Women really do run the world
Because I’ve had the privilege of working for women for most of the past 30 years, the fact that women run the world is etched into stone for me. But it’s always good to see confirmation in other places, such as in the military services’ medical departments.

For the first time — and roughly half the population would probably say it’s about time — the Army, Navy and Air Force have tapped women to be their medical chief information officers.

I had the pleasure of meeting this CIO triumvirate at the annual Healthcare Information and Management Systems Society (HIMSS) conference in New Orleans, and I look forward to profiling them for the April issue of our Government Health IT magazine.

Until then, I’ll note for the record that this dynamite trio consists of Col. Vaseal Lewis of the  Army Medical Department; Col. Lee Harford of the  Air Force Medical Service; and the only civilian in the bunch, Mary Ann Rockey of the Navy Bureau of Medicine and Surgery. Rockey was a Federal Computer Week Fed 100 award winner in 2004 for her work on the Navy  Marine Corps Intranet when she was posted to the Office of the Chief of Naval Operation’s Fleet Readiness and Logistics Directorate.

An Air Force star
And I should add another woman of influence to the above list, Theresa Casey, who pinned on her brigadier general star this year as the Air Force’s assistant surgeon general for modernization. Her responsibility is developing an integrated medical information system.

Casey previously served as deputy command surgeon at Air Combat

How about a woman MHS CIO?
According to scuttlebutt the Interceptor picked up at the HIMSS conference, Carl Hendricks, CIO of the Military Health System, has decided to follow his boss, assistant secretary of Defense for Health Affairs William Winkenwerder, into retirement. And that makes room at the top for another woman CIO.

Again, roughly half the population would probably agree it’s about time. Maybe the incoming ASD for Health Affairs, Dr. S. Ward Casscells, has a good woman in mind for the job. If not, I am sure the three medical service CIOs might know a candidate or two.

Joint Medical Command inevitable?
That’s the view of Maj.  Gen. Gale Pollock, Army deputy surgeon general and chief of the Army Nurse Corps, who told an HIMSS panel session that such a move would be a reality in a few years, even though the command must overcome years of politics and traditions for that to happen.

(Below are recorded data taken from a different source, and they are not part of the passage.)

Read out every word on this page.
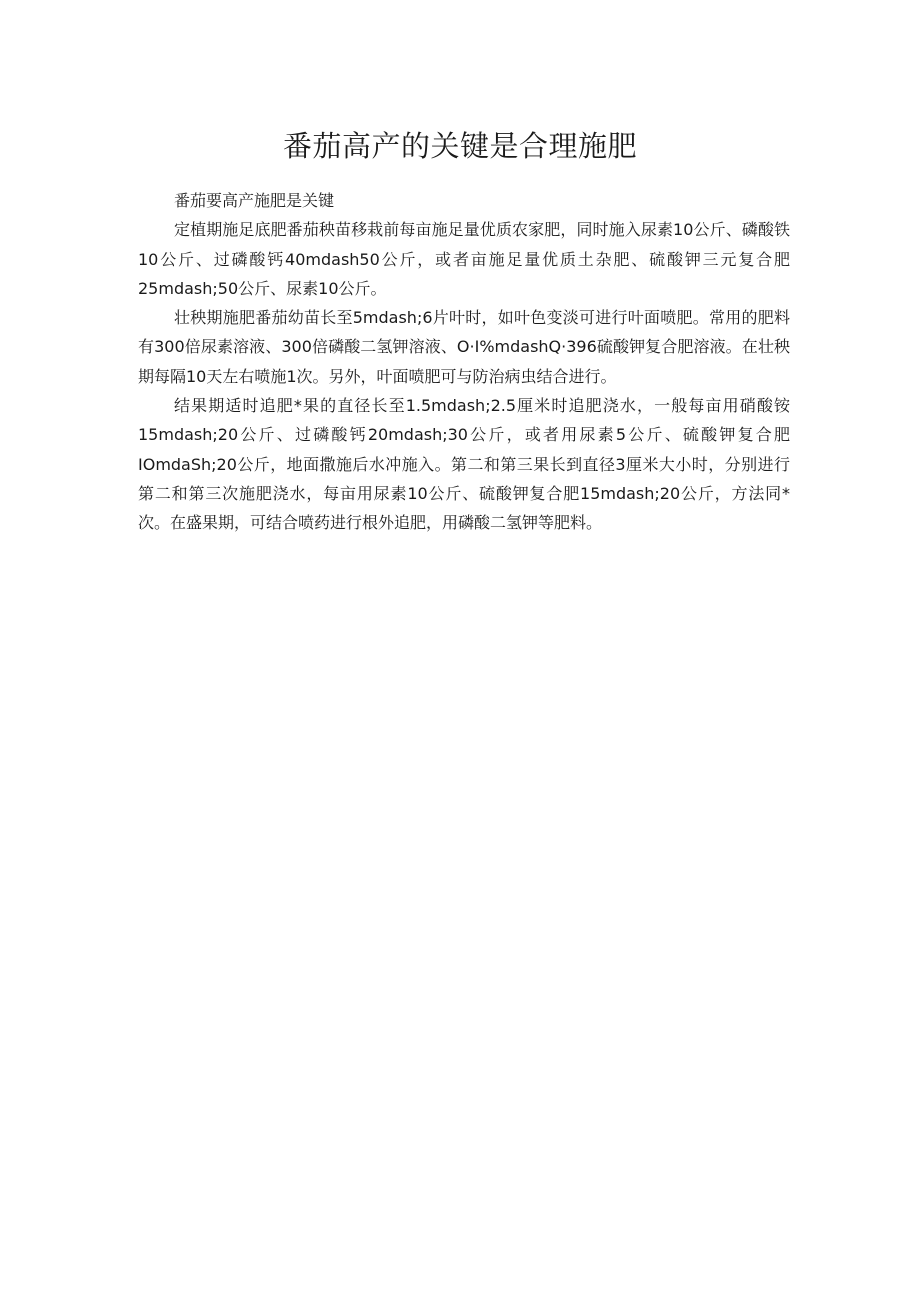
番茄高产的关键是合理施肥

番茄要高产施肥是关键

定植期施足底肥番茄秧苗移栽前每亩施足量优质农家肥，同时施入尿素10公斤、磷酸铁10公斤、过磷酸钙40mdash50公斤，或者亩施足量优质土杂肥、硫酸钾三元复合肥25mdash;50公斤、尿素10公斤。

壮秧期施肥番茄幼苗长至5mdash;6片叶时，如叶色变淡可进行叶面喷肥。常用的肥料有300倍尿素溶液、300倍磷酸二氢钾溶液、O·I%mdashQ·396硫酸钾复合肥溶液。在壮秧期每隔10天左右喷施1次。另外，叶面喷肥可与防治病虫结合进行。

结果期适时追肥*果的直径长至1.5mdash;2.5厘米时追肥浇水，一般每亩用硝酸铵15mdash;20公斤、过磷酸钙20mdash;30公斤，或者用尿素5公斤、硫酸钾复合肥IOmdaSh;20公斤，地面撒施后水冲施入。第二和第三果长到直径3厘米大小时，分别进行第二和第三次施肥浇水，每亩用尿素10公斤、硫酸钾复合肥15mdash;20公斤，方法同*次。在盛果期，可结合喷药进行根外追肥，用磷酸二氢钾等肥料。
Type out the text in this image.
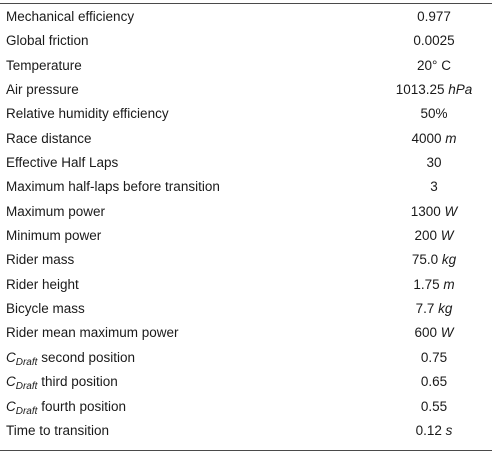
Mechanical efficiency	0.977
Global friction	0.0025
Temperature	20° C
Air pressure	1013.25 hPa
Relative humidity efficiency	50%
Race distance	4000 m
Effective Half Laps	30
Maximum half-laps before transition	3
Maximum power	1300 W
Minimum power	200 W
Rider mass	75.0 kg
Rider height	1.75 m
Bicycle mass	7.7 kg
Rider mean maximum power	600 W
$C_{Draft}$ second position	0.75
$C_{Draft}$ third position	0.65
$C_{Draft}$ fourth position	0.55
Time to transition	0.12 s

Current staffing of the Army’s Landstuhl Regional Medical Center in Germany proves that jointness works, Pollock said. The Army staff at LRMC, which handles all combat casualties from Iraq before they are sent stateside, has been augmented with hundreds of Air Force and Navy medical personnel, making LRMC “the best example of joint [services] I have ever seen,” Pollack said.

Big savings from teledermatology
Skin rashes don’t rank up there with some of the serious trauma injuries seen in Iraq, but they can still sideline troops. But Pollock told the conference that using teledermatology systems in the field helps ensure that those troops are not sidelined too long and saves $4.5 million a year in lost personnel time.

That seems like a much better treatment approach than I experienced in Vietnam, when I developed a real bad case of immersion foot from wandering around in rice paddies during monsoon season.

My friendly corpsman in 2nd Battalion 9th Marines said the problem would go away as long as I kept my feet dry. I reminded him that we were in the middle of monsoon season. He answered that the monsoon would end — sooner or later.

JPTA Mis-Communication
MHS was denying Department of Veterans Affairs doctors treating combat wounded soldiers access to the Joint Patient Tracking Application until The Washington Post pointed out the obvious absurdity, and Sen. Daniel Akaka (D-Hawaii), chairman of the Senate Veterans Affairs Committee and Sen. Larry Craig (R-Idaho), ranking minority member on that panel, intervened with bipartisan clout.

Pollock attributed the mistake to miscommunication between the MHS community and the VA, saying that it was never the intention of MHS to deny VA clinicians access to patient tracking information. Pollock said MHS needs better processes for communication.

I can understand that problem. I’m still trying to figure out how to communicate better with the VA and MHS. Pollock assured me that when it comes to her office, I will get answers to my questions —  quickly.

She also asked me not to get her in trouble based on what she said at the HIMSS conference. I hope this column hasn’t done that.

Final MHS note
As a grateful recipient of combat care provided by the Navy during my tour in the Marines and as a witness to the Iraq and Afghanistan medevacs operations, I warmly salute the men and women who care for our wounded warriors.